Telah lewat beberapa hari sesungguhnya, ketika perasaan ingin menulis itu tiba. Dan telah tertulis semua perasaan di dada sesungguhnya, ketika semuanya terhapus di sini juga. Jadilah perasaan malas menggerayangi akibat usaha yang tergerus sia-sia karena cacat teknologi.

Ada terlalu banyak isi hati ini. Ingin dilontarkan semua tapi tak tahu harus mulai dari mana.
Tapi baiklah, akan aku coba juga.

Pertama, Ketie berkata aku tak bagus menulis dalam bahasa. Padahal aku lagi gemar sekali menghabiskan waktu bercakap dalam bahasa, sebab dari membaca Bumi Manusia. Hmmm, itu pun sebabnya aku masih menulis dalam bahasa di beberapa posts terakhir, termasuk post ini. Rasa-rasanya kemampuan menulis dalam Inggris turut hilang dan memudar bersama dengan keasyikanku mengeksplorasi bahasa ini. Kuharap nanti ada waktunya untuk belajar menulis lagi.

Kedua, aku kehilangan keseimbangan. Aku kehilangan disiplin diri. Aku mulai terlalu banyak memberikan excuse pada semua kesalahan yang kulakukan. Aku membuat justifikasi untuk hal yang kuketahui salah. Aku membuat rasionalisasi untuk menyamankan pikiran dan hatiku. Dan aku tahu ini salah besar. Aku sendiri jadi tidak teratur, malas, gendut. Semuanya akibat terlalu banyak makan dan tidur, dengan alasan kerja keras harus diimbangi dengan bayaran yang sepadan. Semua kegiatan sebisa mungkin aku skip untuk istirahat. Alhasil, begini jadinya diriku, dipenuhi tumpukan lemak yang seharusnya bisa hilang jika aku ada sedikit saja niat berolahraga. Nyatanya, niat itu hilang entah kemana, mungkin terbawa mimpi dalam tidurku yang lelap.

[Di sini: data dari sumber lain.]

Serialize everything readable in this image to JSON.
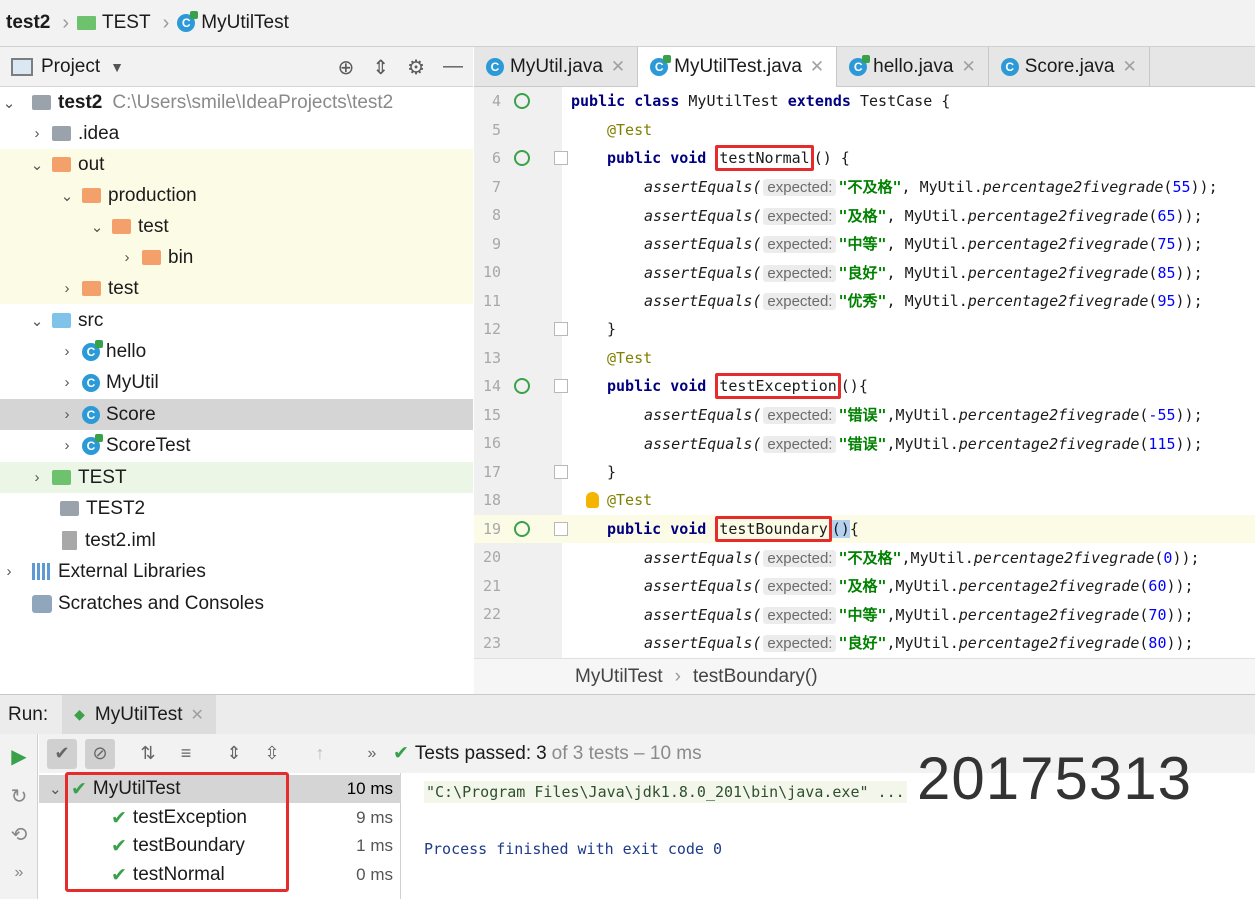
{
  "breadcrumb": {
    "items": [
      "test2",
      "TEST",
      "MyUtilTest"
    ]
  },
  "project_panel": {
    "title": "Project",
    "icons": [
      "target-icon",
      "collapse-icon",
      "gear-icon",
      "minimize-icon"
    ],
    "tree": [
      {
        "label": "test2",
        "extra": "C:\\Users\\smile\\IdeaProjects\\test2"
      },
      {
        "label": ".idea"
      },
      {
        "label": "out"
      },
      {
        "label": "production"
      },
      {
        "label": "test"
      },
      {
        "label": "bin"
      },
      {
        "label": "test"
      },
      {
        "label": "src"
      },
      {
        "label": "hello"
      },
      {
        "label": "MyUtil"
      },
      {
        "label": "Score"
      },
      {
        "label": "ScoreTest"
      },
      {
        "label": "TEST"
      },
      {
        "label": "TEST2"
      },
      {
        "label": "test2.iml"
      },
      {
        "label": "External Libraries"
      },
      {
        "label": "Scratches and Consoles"
      }
    ]
  },
  "tabs": [
    {
      "label": "MyUtil.java"
    },
    {
      "label": "MyUtilTest.java"
    },
    {
      "label": "hello.java"
    },
    {
      "label": "Score.java"
    }
  ],
  "editor": {
    "line_numbers": [
      "4",
      "5",
      "6",
      "7",
      "8",
      "9",
      "10",
      "11",
      "12",
      "13",
      "14",
      "15",
      "16",
      "17",
      "18",
      "19",
      "20",
      "21",
      "22",
      "23"
    ],
    "tokens": {
      "public": "public",
      "class": "class",
      "void": "void",
      "extends": "extends",
      "class_name": "MyUtilTest",
      "super_class": "TestCase",
      "annotation": "@Test",
      "assert": "assertEquals(",
      "hint": "expected:",
      "util": "MyUtil.",
      "method": "percentage2fivegrade",
      "test_normal": "testNormal",
      "test_exception": "testException",
      "test_boundary": "testBoundary"
    },
    "strings": {
      "bujige": "\"不及格\"",
      "jige": "\"及格\"",
      "zhongdeng": "\"中等\"",
      "lianghao": "\"良好\"",
      "youxiu": "\"优秀\"",
      "cuowu": "\"错误\""
    },
    "nums": [
      "55",
      "65",
      "75",
      "85",
      "95",
      "-55",
      "115",
      "0",
      "60",
      "70",
      "80"
    ]
  },
  "editor_breadcrumb": [
    "MyUtilTest",
    "testBoundary()"
  ],
  "run": {
    "label": "Run:",
    "tab": "MyUtilTest",
    "status_prefix": "Tests passed:",
    "status_count": "3",
    "status_suffix": "of 3 tests – 10 ms",
    "tests": [
      {
        "name": "MyUtilTest",
        "duration": "10 ms"
      },
      {
        "name": "testException",
        "duration": "9 ms"
      },
      {
        "name": "testBoundary",
        "duration": "1 ms"
      },
      {
        "name": "testNormal",
        "duration": "0 ms"
      }
    ],
    "console": [
      "\"C:\\Program Files\\Java\\jdk1.8.0_201\\bin\\java.exe\" ...",
      "Process finished with exit code 0"
    ]
  },
  "overlay_number": "20175313"
}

Ketiga, aku masih menginginkan beasiswa itu. Aku masih sangat berkeinginan meninggalkan dataran ini semester depan. Aku masih ingin mengubur kenangan pahit itu. Aku masih ingin berlari mencari kebahagiaan sendiri. Tapi semuanya tidak mungkin, karena semuanya sudah lewat. Kesempatan yang lain sudah datang menjemput tanpa mungkin ditolak lagi. Sampai jumpa, Amerika.

Keempat, aku terus-menerus merenungi hubunganku dengan si dia. Rumit sekali rasa-rasanya. Sepertinya aku terlalu banyak berpikir. Terlalu banyak menggali, dan kemudian kupertanyakan kembali ketulusan dalam hatiku, jika memang ada. Apakah ini dasar rasionalisasi atau murni emosi?

Kelima, mengapa aku merasa asing dalam lingkungan ini? Don't I belong to them? Haruskah aku pergi jika lantas mereka tak merasa membutuhkanku lagi?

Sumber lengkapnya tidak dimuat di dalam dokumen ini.